The pair came apart and stared at him, at first blankly, then in hostile recognition. The girl’s face, in the light of the lantern that hung from the centre of the arch, was puffy and discoloured. Into the boy’s, as Jurnet watched, came that blend of calculation and artlessness with which, as a police officer, he was only too familiar. They were the ones who really had you worried. The sinners without a sense of sin.
Detaching himself from the girl, the boy stepped into the road towards the car. Jurnet suddenly did not want to hear what he had to say. He set the car in motion, out of the Close, into the sleeping city. In the driving mirror he could see the two together again, in the middle of the carriageway. As if he guessed himself under observation, the boy put his arms round the girl and pressed his body impudently to hers.
Jurnet drove home to his empty flat.
Chapter Seven
When the bells began to chime for Sung Eucharist, Jurnet abandoned hope of Miriam’s coming and came into the cathedral. He deliberately kept his eyes away from the inscription in the corner. He knew it by heart anyway.
The people filing into the cathedral out of the pale sunshine were of two clearly differentiated kinds. Most were sightseers, in jeans and anoraks, with cameras dangling from their shoulders. The rest were dressed in Sunday best, the older women—who formed a majority—hatted and gloved and carrying prayer books. Where the first category drifted along the nave with the uncertain air common to all transients through sacred buildings, these others made purposefully for the transepts where rows of chairs had been set out facing the altar positioned under the tower, at the crossing of the arms of the great cross which was the building itself.
The bells stopped.
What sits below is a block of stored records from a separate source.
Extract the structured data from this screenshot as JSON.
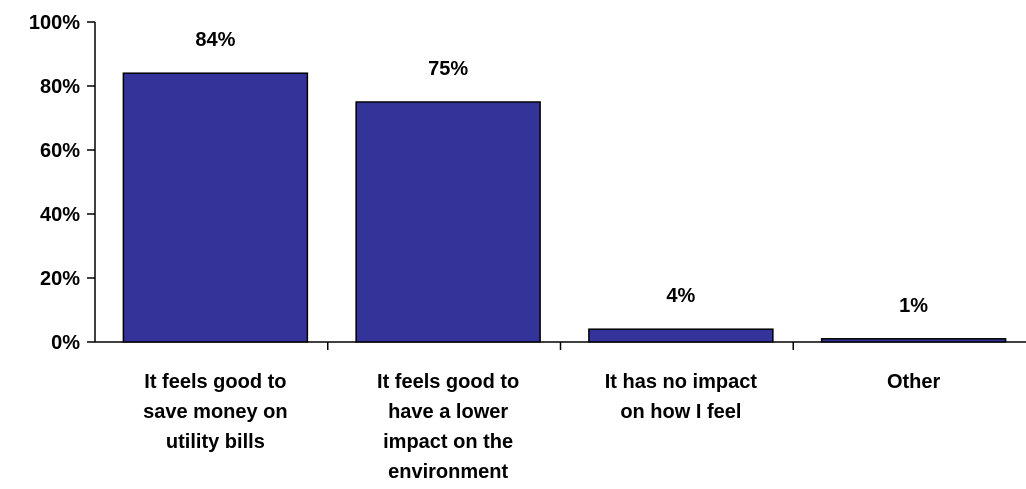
{
  "chart_data": {
    "type": "bar",
    "categories": [
      [
        "It feels good to",
        "save money on",
        "utility bills"
      ],
      [
        "It feels good to",
        "have a lower",
        "impact on the",
        "environment"
      ],
      [
        "It has no impact",
        "on how I feel"
      ],
      [
        "Other"
      ]
    ],
    "values": [
      84,
      75,
      4,
      1
    ],
    "data_labels": [
      "84%",
      "75%",
      "4%",
      "1%"
    ],
    "yticks": [
      "0%",
      "20%",
      "40%",
      "60%",
      "80%",
      "100%"
    ],
    "ylim": [
      0,
      100
    ],
    "title": "",
    "xlabel": "",
    "ylabel": "",
    "grid": false,
    "legend": "none",
    "bar_color": "#333399",
    "bar_edge_color": "#000000"
  }
}
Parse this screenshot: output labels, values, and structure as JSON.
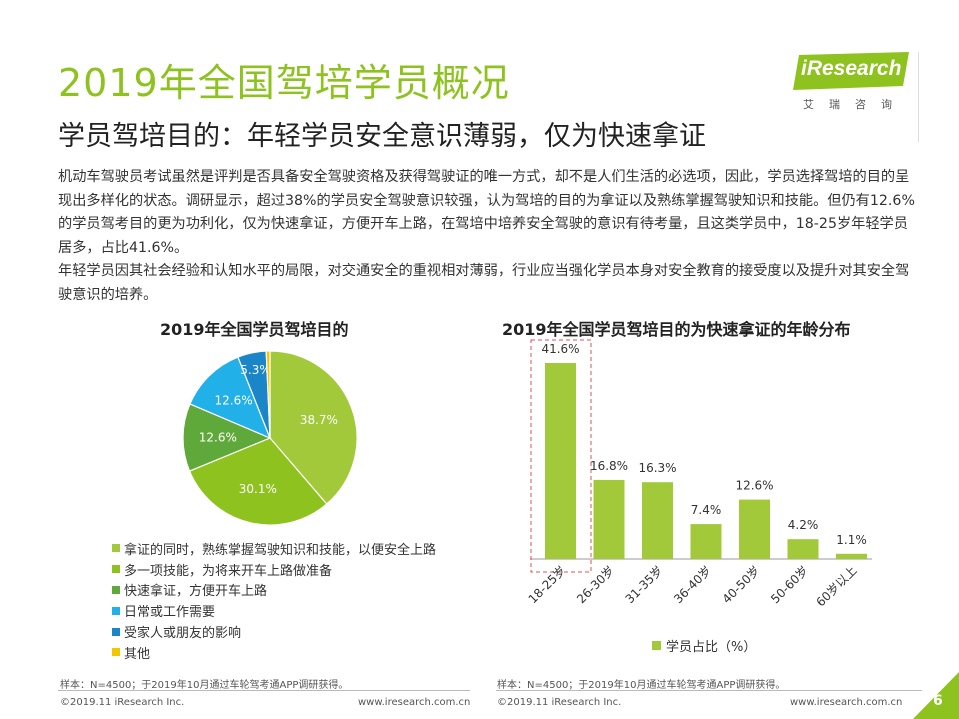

The choristers filed into the choir-stalls, white surplices over scarlet cassocks. On the nave side of the altar
rails the onlookers strained forward like visitors to the Zoo waiting for the animals to be fed. What a bonus to see the mechanism working, as it might be a National Trust watermill with the wheel actually going round!
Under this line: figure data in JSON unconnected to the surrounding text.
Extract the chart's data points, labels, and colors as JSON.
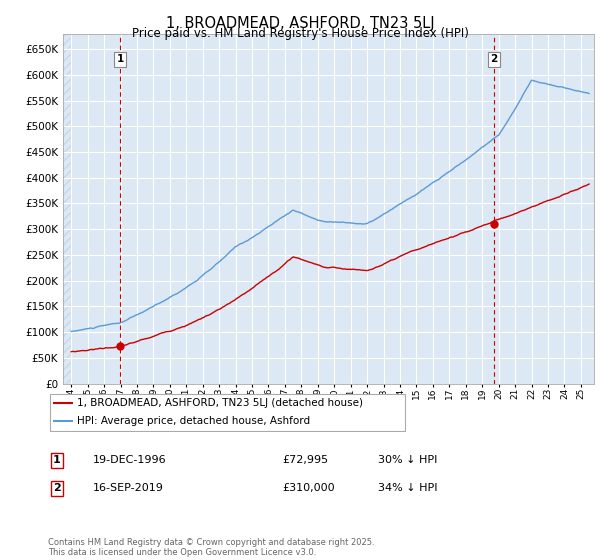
{
  "title": "1, BROADMEAD, ASHFORD, TN23 5LJ",
  "subtitle": "Price paid vs. HM Land Registry's House Price Index (HPI)",
  "ytick_values": [
    0,
    50000,
    100000,
    150000,
    200000,
    250000,
    300000,
    350000,
    400000,
    450000,
    500000,
    550000,
    600000,
    650000
  ],
  "ylim": [
    0,
    680000
  ],
  "xlim_start": 1993.5,
  "xlim_end": 2025.8,
  "sale1_x": 1996.97,
  "sale1_y": 72995,
  "sale2_x": 2019.71,
  "sale2_y": 310000,
  "sale1_label": "1",
  "sale2_label": "2",
  "legend_line1": "1, BROADMEAD, ASHFORD, TN23 5LJ (detached house)",
  "legend_line2": "HPI: Average price, detached house, Ashford",
  "table_row1": [
    "1",
    "19-DEC-1996",
    "£72,995",
    "30% ↓ HPI"
  ],
  "table_row2": [
    "2",
    "16-SEP-2019",
    "£310,000",
    "34% ↓ HPI"
  ],
  "footer": "Contains HM Land Registry data © Crown copyright and database right 2025.\nThis data is licensed under the Open Government Licence v3.0.",
  "hpi_color": "#5b9bd5",
  "price_color": "#cc0000",
  "vline_color": "#cc0000",
  "grid_color": "#c8d8e8",
  "bg_color": "#dce8f4",
  "hatch_color": "#c8d8e8"
}
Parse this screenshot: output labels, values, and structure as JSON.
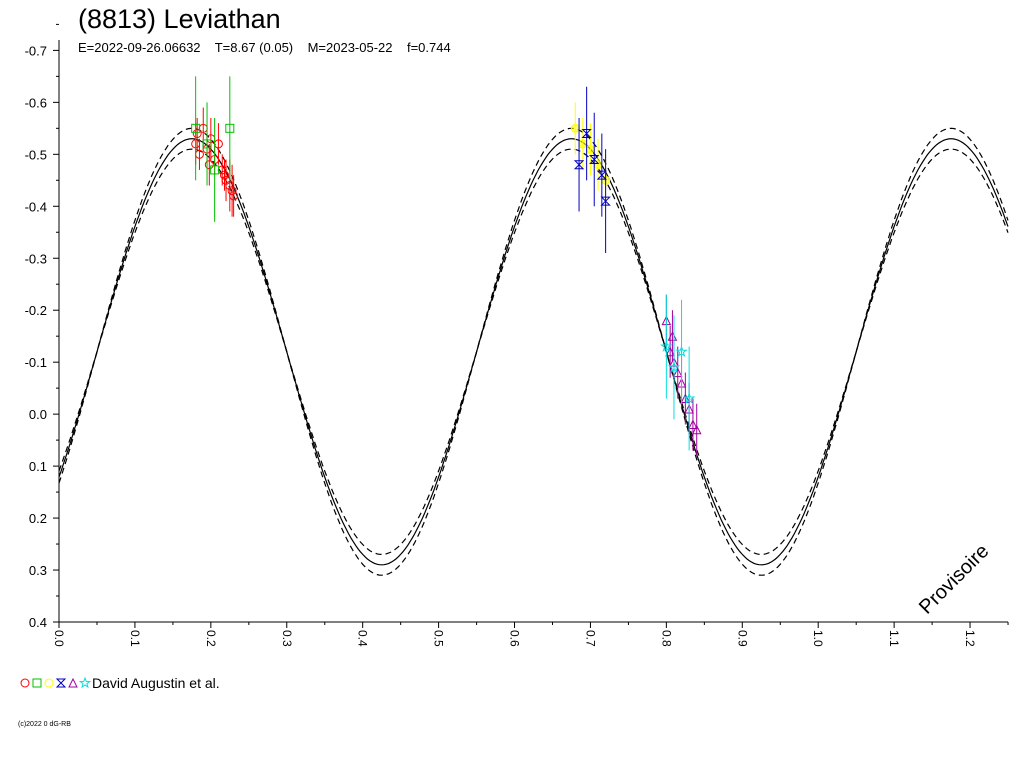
{
  "title": "(8813) Leviathan",
  "subtitle": "E=2022-09-26.06632    T=8.67 (0.05)    M=2023-05-22    f=0.744",
  "legend": {
    "label": "David Augustin et al."
  },
  "copyright": "(c)2022 0 dG-RB",
  "watermark": "Provisoire",
  "chart_data": {
    "type": "scatter",
    "x_ticks": [
      "0.0",
      "0.1",
      "0.2",
      "0.3",
      "0.4",
      "0.5",
      "0.6",
      "0.7",
      "0.8",
      "0.9",
      "1.0",
      "1.1",
      "1.2"
    ],
    "y_ticks": [
      "-0.7",
      "-0.6",
      "-0.5",
      "-0.4",
      "-0.3",
      "-0.2",
      "-0.1",
      "0.0",
      "0.1",
      "0.2",
      "0.3",
      "0.4"
    ],
    "xlim": [
      0.0,
      1.25
    ],
    "ylim": [
      -0.72,
      0.4
    ],
    "y_inverted": true,
    "model_curve": {
      "center": -0.12,
      "amplitude": 0.41,
      "peak_phase": 0.175,
      "envelope": 0.02,
      "cycles_per_phase": 2
    },
    "series": [
      {
        "symbol": "circle",
        "color": "#ff0000",
        "points": [
          [
            0.18,
            -0.52,
            0.04
          ],
          [
            0.185,
            -0.5,
            0.03
          ],
          [
            0.19,
            -0.55,
            0.04
          ],
          [
            0.195,
            -0.51,
            0.03
          ],
          [
            0.2,
            -0.53,
            0.04
          ],
          [
            0.205,
            -0.49,
            0.03
          ],
          [
            0.21,
            -0.52,
            0.04
          ],
          [
            0.215,
            -0.47,
            0.03
          ],
          [
            0.22,
            -0.45,
            0.04
          ],
          [
            0.225,
            -0.44,
            0.05
          ],
          [
            0.23,
            -0.42,
            0.04
          ],
          [
            0.182,
            -0.54,
            0.03
          ],
          [
            0.198,
            -0.48,
            0.04
          ],
          [
            0.218,
            -0.46,
            0.03
          ],
          [
            0.228,
            -0.43,
            0.05
          ]
        ]
      },
      {
        "symbol": "square",
        "color": "#00c000",
        "points": [
          [
            0.18,
            -0.55,
            0.1
          ],
          [
            0.195,
            -0.52,
            0.08
          ],
          [
            0.205,
            -0.47,
            0.1
          ],
          [
            0.225,
            -0.55,
            0.1
          ]
        ]
      },
      {
        "symbol": "circle-open",
        "color": "#ffff00",
        "points": [
          [
            0.68,
            -0.55,
            0.05
          ],
          [
            0.69,
            -0.52,
            0.05
          ],
          [
            0.7,
            -0.51,
            0.05
          ],
          [
            0.71,
            -0.48,
            0.05
          ],
          [
            0.72,
            -0.45,
            0.05
          ]
        ]
      },
      {
        "symbol": "bowtie",
        "color": "#0000c0",
        "points": [
          [
            0.685,
            -0.48,
            0.09
          ],
          [
            0.695,
            -0.54,
            0.09
          ],
          [
            0.705,
            -0.49,
            0.09
          ],
          [
            0.715,
            -0.46,
            0.08
          ],
          [
            0.72,
            -0.41,
            0.1
          ]
        ]
      },
      {
        "symbol": "triangle",
        "color": "#a000a0",
        "points": [
          [
            0.8,
            -0.18,
            0.05
          ],
          [
            0.805,
            -0.12,
            0.05
          ],
          [
            0.81,
            -0.1,
            0.05
          ],
          [
            0.815,
            -0.08,
            0.05
          ],
          [
            0.82,
            -0.06,
            0.05
          ],
          [
            0.825,
            -0.03,
            0.05
          ],
          [
            0.83,
            -0.01,
            0.05
          ],
          [
            0.835,
            0.02,
            0.05
          ],
          [
            0.84,
            0.03,
            0.05
          ],
          [
            0.808,
            -0.15,
            0.05
          ]
        ]
      },
      {
        "symbol": "star",
        "color": "#00e0e0",
        "points": [
          [
            0.8,
            -0.13,
            0.1
          ],
          [
            0.81,
            -0.09,
            0.1
          ],
          [
            0.82,
            -0.12,
            0.1
          ],
          [
            0.83,
            -0.03,
            0.1
          ]
        ]
      }
    ]
  }
}
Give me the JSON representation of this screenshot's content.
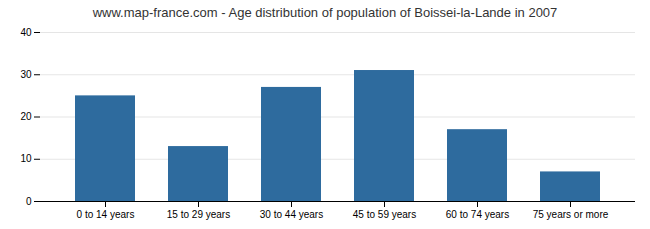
{
  "chart_data": {
    "type": "bar",
    "title": "www.map-france.com - Age distribution of population of Boissei-la-Lande in 2007",
    "categories": [
      "0 to 14 years",
      "15 to 29 years",
      "30 to 44 years",
      "45 to 59 years",
      "60 to 74 years",
      "75 years or more"
    ],
    "values": [
      25,
      13,
      27,
      31,
      17,
      7
    ],
    "color": "#2e6b9e",
    "ylim": [
      0,
      40
    ],
    "yticks": [
      0,
      10,
      20,
      30,
      40
    ],
    "grid": true
  }
}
When the first organ notes zoomed into the air, they looked pleased; but the arrival of the officiating clergy, ceremonially robed and preceded by a golden cross brandished aloft like a banner, clearly disturbed some among them. A small man, dwarfed by a towering backpack, expressed noisy disapproval upon discovering that the service, being located bang in the middle of the floor space, frustrated, for its duration, a total perambulation of the cathedral; an obstruction, he appeared to think, on a par with a farmer putting a bull into a field for the purpose of blocking a foot-path, and as deserving of censure.
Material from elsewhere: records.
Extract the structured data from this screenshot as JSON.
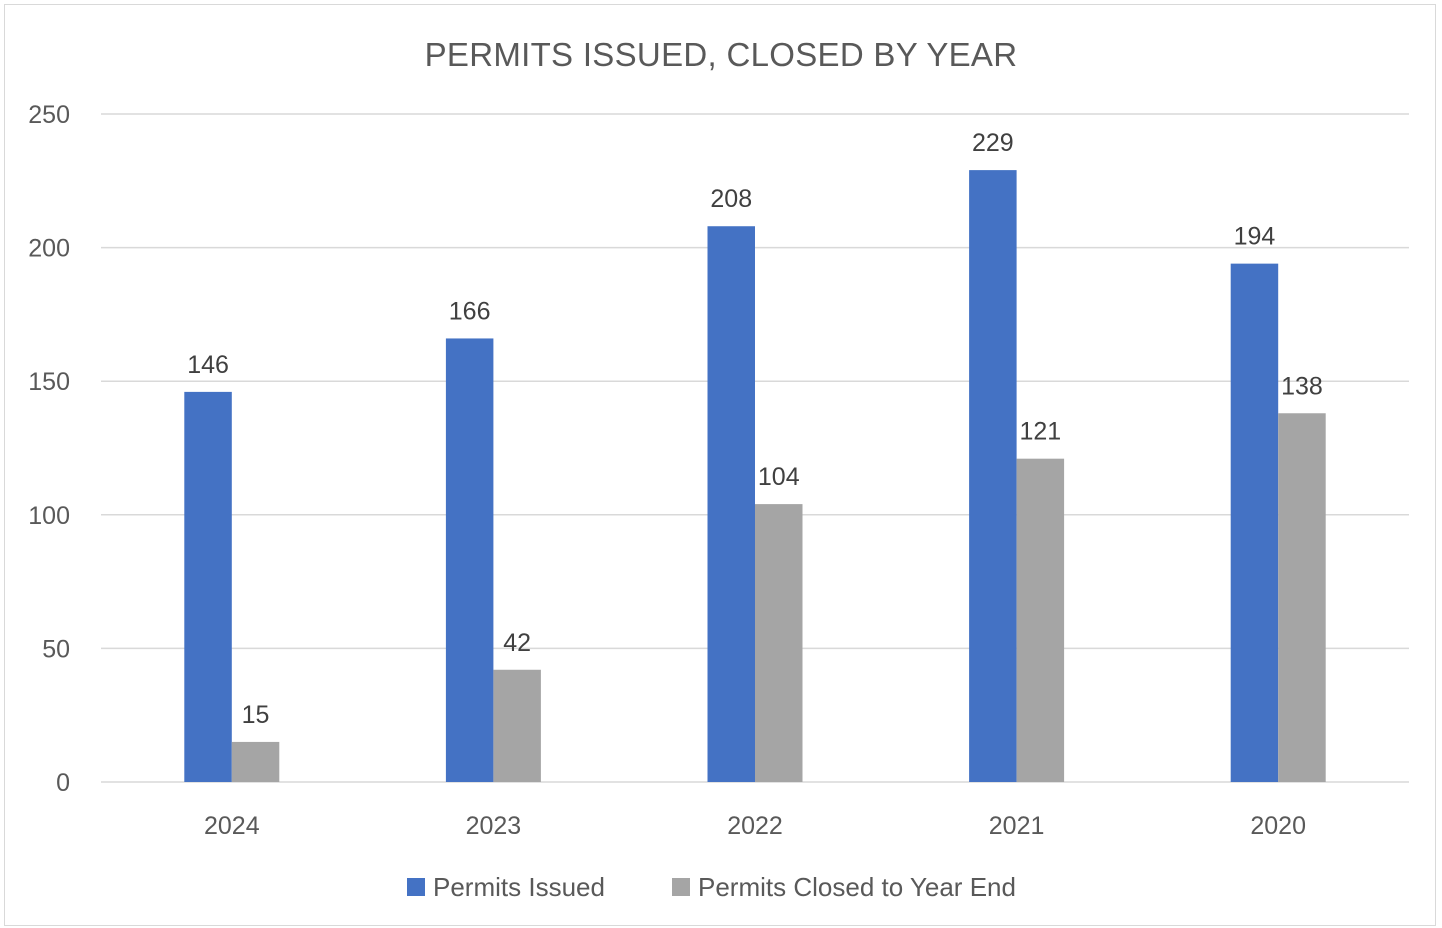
{
  "chart_data": {
    "type": "bar",
    "title": "PERMITS ISSUED, CLOSED BY YEAR",
    "xlabel": "",
    "ylabel": "",
    "categories": [
      "2024",
      "2023",
      "2022",
      "2021",
      "2020"
    ],
    "ylim": [
      0,
      250
    ],
    "yticks": [
      0,
      50,
      100,
      150,
      200,
      250
    ],
    "grid": true,
    "legend_position": "bottom",
    "data_labels": true,
    "series": [
      {
        "name": "Permits Issued",
        "color": "#4472c4",
        "values": [
          146,
          166,
          208,
          229,
          194
        ]
      },
      {
        "name": "Permits Closed to Year End",
        "color": "#a5a5a5",
        "values": [
          15,
          42,
          104,
          121,
          138
        ]
      }
    ]
  }
}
The choir began to sing, something splendid and celebratory but not, Jurnet thought, as soaring as the song he had heard in rehearsal. He craned his neck and saw that the Gentlemen of the Choir, the adult singers, six a side in the second row of the stalls and robust of figure and voice, were hard at it, underpinning the boyish trebles and holding them earthbound. Hard to tell at that distance, but the detective had the impression that the child choristers were one short of their full complement.
Jurnet could not see the Dean anywhere, and wondered whether, like the producer of any other theatrical piece, he was hovering somewhere in the wings, overseeing exits and entrances, biting his nails when someone missed a cue.
Not likely, he decided, after a while. In this performance all the actors were word-perfect. The spectacle proceeded with a magnificent self-confidence that left him, as one brought up to the hesitancies of lay preachers, awed and, against his will, envious.
But then, it was a production that had been running for a long time.
Suddenly uncomfortable at the thought that he, a Jew-to-be, might be deemed to be participating in a Christian rite, Jurnet retreated down the nave, reassured by the thought that it was hardly the place to run into any of Rabbi Schnellman’s flock.